One additional LGESS case with the MBTD1-CXorf67 fusion was identified using interphase FISH with probes that map to sequences covering the CXorf67 and MBTD1 genomic loci (Figure 3).

MBTD1 (mbt domain containing 1)

17q21.33

The gene consists of 17 exons that span 79.46 kb of genomic DNA in the telomere-to-centromere orientation. The translation initiation codon and the stop codon are predicted to exon 1 and exon 17, respectively. The corresponding wild-type mRNA transcript is 5.3 kb (NM_017643.2). MBTD1 shows high level expression in normal fallopian tube in comparison to medium level expression in normal endometrium.

The open reading frame is predicted to encode a 628 amino acid protein with an estimated molecular weight of 70 kDa.
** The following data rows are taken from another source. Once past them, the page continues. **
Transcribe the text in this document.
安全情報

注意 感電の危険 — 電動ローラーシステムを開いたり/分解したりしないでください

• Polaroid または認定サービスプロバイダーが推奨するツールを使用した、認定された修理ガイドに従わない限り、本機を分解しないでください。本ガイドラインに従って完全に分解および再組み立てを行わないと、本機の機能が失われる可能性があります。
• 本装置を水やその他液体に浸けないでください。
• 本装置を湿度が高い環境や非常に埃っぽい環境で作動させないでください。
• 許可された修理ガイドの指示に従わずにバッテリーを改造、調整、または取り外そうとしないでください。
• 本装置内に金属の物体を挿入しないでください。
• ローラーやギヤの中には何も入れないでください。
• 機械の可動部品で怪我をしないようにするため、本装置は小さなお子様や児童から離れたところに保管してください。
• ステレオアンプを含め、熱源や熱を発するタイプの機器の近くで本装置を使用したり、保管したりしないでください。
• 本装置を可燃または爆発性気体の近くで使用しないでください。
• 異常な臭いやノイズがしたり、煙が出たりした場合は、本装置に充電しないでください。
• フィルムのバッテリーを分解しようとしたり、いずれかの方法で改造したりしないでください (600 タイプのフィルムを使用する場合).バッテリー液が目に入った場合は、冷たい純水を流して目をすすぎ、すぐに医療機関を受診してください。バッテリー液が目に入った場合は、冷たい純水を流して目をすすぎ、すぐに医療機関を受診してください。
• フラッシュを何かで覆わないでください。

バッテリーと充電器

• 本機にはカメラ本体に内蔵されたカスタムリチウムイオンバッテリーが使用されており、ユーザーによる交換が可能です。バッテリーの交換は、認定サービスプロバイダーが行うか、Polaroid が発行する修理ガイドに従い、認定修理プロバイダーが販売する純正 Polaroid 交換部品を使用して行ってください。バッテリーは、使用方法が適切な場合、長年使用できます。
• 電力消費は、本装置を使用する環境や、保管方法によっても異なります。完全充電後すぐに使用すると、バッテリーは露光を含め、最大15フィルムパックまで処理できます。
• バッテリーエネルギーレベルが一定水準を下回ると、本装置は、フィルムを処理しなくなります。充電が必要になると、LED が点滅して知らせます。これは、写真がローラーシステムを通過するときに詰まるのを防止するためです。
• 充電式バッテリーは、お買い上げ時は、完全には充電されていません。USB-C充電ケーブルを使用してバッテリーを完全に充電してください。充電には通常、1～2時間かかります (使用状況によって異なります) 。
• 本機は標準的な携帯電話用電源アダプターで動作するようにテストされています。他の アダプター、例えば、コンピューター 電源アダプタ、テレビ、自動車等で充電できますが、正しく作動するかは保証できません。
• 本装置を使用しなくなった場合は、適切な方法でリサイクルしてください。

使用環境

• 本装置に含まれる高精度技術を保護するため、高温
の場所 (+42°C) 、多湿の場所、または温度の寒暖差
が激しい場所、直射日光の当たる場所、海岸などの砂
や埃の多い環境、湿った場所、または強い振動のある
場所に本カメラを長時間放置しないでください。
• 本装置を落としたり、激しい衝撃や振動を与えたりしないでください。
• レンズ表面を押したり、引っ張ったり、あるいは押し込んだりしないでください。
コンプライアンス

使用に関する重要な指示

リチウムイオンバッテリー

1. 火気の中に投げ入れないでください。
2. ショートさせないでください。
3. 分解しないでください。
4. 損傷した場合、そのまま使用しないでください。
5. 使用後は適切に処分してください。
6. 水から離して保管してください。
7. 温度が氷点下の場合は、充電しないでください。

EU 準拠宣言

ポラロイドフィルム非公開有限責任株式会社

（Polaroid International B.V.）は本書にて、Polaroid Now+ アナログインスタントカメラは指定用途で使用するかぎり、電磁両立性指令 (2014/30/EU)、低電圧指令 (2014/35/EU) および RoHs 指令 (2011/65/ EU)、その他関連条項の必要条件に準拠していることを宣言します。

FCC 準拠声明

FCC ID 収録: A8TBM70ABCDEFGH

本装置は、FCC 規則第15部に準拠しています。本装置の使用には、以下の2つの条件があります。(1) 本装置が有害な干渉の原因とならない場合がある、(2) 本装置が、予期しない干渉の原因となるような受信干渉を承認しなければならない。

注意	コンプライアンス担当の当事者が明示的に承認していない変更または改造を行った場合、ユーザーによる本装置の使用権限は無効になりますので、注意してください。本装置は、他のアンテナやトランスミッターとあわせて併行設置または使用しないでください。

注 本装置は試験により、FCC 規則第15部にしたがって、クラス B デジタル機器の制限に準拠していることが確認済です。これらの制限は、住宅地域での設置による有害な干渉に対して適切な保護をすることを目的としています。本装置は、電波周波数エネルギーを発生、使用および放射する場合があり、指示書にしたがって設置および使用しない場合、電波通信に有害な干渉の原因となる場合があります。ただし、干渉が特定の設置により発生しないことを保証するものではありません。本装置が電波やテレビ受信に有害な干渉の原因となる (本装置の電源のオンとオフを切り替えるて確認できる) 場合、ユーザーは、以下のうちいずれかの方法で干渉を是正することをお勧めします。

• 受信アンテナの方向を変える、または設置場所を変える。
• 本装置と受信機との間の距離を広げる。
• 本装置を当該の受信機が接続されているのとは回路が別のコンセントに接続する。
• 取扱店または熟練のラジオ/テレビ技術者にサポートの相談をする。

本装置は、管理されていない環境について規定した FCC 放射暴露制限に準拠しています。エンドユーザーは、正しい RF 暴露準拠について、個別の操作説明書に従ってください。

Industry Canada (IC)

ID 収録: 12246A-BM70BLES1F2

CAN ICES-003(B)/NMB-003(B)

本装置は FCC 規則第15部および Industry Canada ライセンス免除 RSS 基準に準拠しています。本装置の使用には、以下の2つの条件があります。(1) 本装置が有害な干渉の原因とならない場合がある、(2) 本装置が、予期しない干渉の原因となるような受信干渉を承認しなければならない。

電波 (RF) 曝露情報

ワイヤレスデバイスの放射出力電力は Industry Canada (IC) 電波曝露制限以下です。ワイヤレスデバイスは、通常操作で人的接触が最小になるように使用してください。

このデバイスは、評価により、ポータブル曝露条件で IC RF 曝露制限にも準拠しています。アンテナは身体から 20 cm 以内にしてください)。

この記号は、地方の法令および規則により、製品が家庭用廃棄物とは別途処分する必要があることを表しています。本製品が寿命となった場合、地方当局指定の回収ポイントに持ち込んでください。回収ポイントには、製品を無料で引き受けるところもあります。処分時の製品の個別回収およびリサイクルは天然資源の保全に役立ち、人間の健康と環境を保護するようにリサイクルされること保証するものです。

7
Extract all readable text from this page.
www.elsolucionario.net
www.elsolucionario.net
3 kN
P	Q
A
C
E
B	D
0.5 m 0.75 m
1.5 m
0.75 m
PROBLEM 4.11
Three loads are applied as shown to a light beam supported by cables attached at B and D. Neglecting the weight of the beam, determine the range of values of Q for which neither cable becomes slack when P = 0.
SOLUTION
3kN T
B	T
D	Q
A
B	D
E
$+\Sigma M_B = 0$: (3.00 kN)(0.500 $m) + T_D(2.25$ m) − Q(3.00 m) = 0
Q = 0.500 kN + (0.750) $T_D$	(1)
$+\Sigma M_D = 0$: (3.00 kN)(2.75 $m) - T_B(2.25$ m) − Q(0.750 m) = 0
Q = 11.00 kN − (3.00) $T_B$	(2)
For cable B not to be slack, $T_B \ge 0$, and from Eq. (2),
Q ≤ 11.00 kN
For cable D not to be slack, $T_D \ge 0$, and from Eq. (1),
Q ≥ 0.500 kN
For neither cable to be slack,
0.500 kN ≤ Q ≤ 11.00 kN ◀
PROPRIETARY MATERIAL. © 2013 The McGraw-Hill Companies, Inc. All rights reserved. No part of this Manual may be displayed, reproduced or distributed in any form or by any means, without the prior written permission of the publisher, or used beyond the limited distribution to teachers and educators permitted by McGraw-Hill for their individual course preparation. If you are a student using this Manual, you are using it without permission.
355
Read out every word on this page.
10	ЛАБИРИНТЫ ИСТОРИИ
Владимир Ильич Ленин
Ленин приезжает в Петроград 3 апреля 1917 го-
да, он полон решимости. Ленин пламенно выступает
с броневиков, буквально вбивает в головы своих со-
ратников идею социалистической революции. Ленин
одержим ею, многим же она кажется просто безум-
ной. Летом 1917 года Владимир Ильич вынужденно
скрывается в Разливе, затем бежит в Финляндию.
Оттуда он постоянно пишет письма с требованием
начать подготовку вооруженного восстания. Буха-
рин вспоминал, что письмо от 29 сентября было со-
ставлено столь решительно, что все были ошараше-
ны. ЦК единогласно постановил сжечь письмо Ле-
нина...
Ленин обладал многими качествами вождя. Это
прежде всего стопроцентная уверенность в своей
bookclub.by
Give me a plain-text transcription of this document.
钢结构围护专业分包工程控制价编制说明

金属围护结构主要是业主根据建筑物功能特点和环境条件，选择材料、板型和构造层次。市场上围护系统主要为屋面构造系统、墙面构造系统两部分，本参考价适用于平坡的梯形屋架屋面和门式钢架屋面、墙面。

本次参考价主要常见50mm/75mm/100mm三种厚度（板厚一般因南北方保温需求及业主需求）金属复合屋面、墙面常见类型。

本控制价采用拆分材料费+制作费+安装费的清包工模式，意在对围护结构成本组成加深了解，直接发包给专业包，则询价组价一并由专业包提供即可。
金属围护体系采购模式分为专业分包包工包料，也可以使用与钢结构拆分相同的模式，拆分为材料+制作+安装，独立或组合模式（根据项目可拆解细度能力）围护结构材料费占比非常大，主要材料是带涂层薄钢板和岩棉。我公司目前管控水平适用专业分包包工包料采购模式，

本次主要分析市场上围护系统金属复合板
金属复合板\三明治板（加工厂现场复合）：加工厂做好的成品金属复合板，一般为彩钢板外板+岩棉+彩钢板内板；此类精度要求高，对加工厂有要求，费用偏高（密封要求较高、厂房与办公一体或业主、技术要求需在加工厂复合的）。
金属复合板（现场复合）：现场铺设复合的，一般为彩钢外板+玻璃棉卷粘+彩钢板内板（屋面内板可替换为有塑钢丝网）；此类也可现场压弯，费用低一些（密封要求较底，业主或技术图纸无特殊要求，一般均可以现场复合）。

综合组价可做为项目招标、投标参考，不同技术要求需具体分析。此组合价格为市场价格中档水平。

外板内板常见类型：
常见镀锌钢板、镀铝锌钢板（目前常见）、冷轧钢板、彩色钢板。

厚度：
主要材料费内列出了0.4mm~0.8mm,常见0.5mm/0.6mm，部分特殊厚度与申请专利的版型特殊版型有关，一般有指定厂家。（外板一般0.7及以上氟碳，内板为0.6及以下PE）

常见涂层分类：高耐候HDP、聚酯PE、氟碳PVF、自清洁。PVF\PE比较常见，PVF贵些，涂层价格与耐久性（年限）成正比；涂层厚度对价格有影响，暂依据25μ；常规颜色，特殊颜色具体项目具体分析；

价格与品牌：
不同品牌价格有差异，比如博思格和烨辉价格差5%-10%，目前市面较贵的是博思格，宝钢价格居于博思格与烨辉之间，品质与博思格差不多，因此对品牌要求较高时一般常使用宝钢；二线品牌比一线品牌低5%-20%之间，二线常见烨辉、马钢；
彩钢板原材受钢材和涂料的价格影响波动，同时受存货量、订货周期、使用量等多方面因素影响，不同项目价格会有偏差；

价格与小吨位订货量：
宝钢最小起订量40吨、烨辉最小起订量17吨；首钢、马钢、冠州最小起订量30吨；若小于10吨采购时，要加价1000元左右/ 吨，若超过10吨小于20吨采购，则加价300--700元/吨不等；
CXorf67 (chromosome X open reading frame 67)

Xp11.22

The gene consists of 1 exon that spans 1.92 kb of genomic DNA in the centromere-to-telomere orientation. It is entirely nested in another gene, namely in the intron 1-2 of the RP11-348F1.2 non-coding gene (Yu et al., 2005). The corresponding wild-type mRNA transcript is 1.929 kb (NM_203407). CXorf67 is highly overexpressed in normal oocytes in comparison to low-level expression in other tissues, including normal endometrium.

The CXorf67 open reading frame is predicted to encode a 503 amino acid protein (NP_981952.1).

The t(X;17)(p11.2;q21.33) results in a MBTD1-CXorf67 chimeric gene in which exon 16 of MBTD1 is fused to exon 1 of CXorf67.

The MBTD1-CXorf67 fusion transcript is 3142 bp in length (2514 bp without UTR and without Stop codon). The MBTD1-CXorf67 fusion formation is correlated with the CXorf67 3 domains overexpression.

The hybrid gene can be visualized by FISH using gene specific probes or by RT-PCR.

The MBTD1-CXorf67 fusion transcript is predicted to encode a chimeric protein of 839 amino acids that contains the FCS-type zinc finger domain and the four MBT domains of MBTD1 and the Serine-rich region of CXorf67.

The aCGH data and gene expression data were submitted to the GEO database (Series GSE46285, SubSeries GSE46284: aCGH data; SubSeries GSE45783: gene expression profiling data).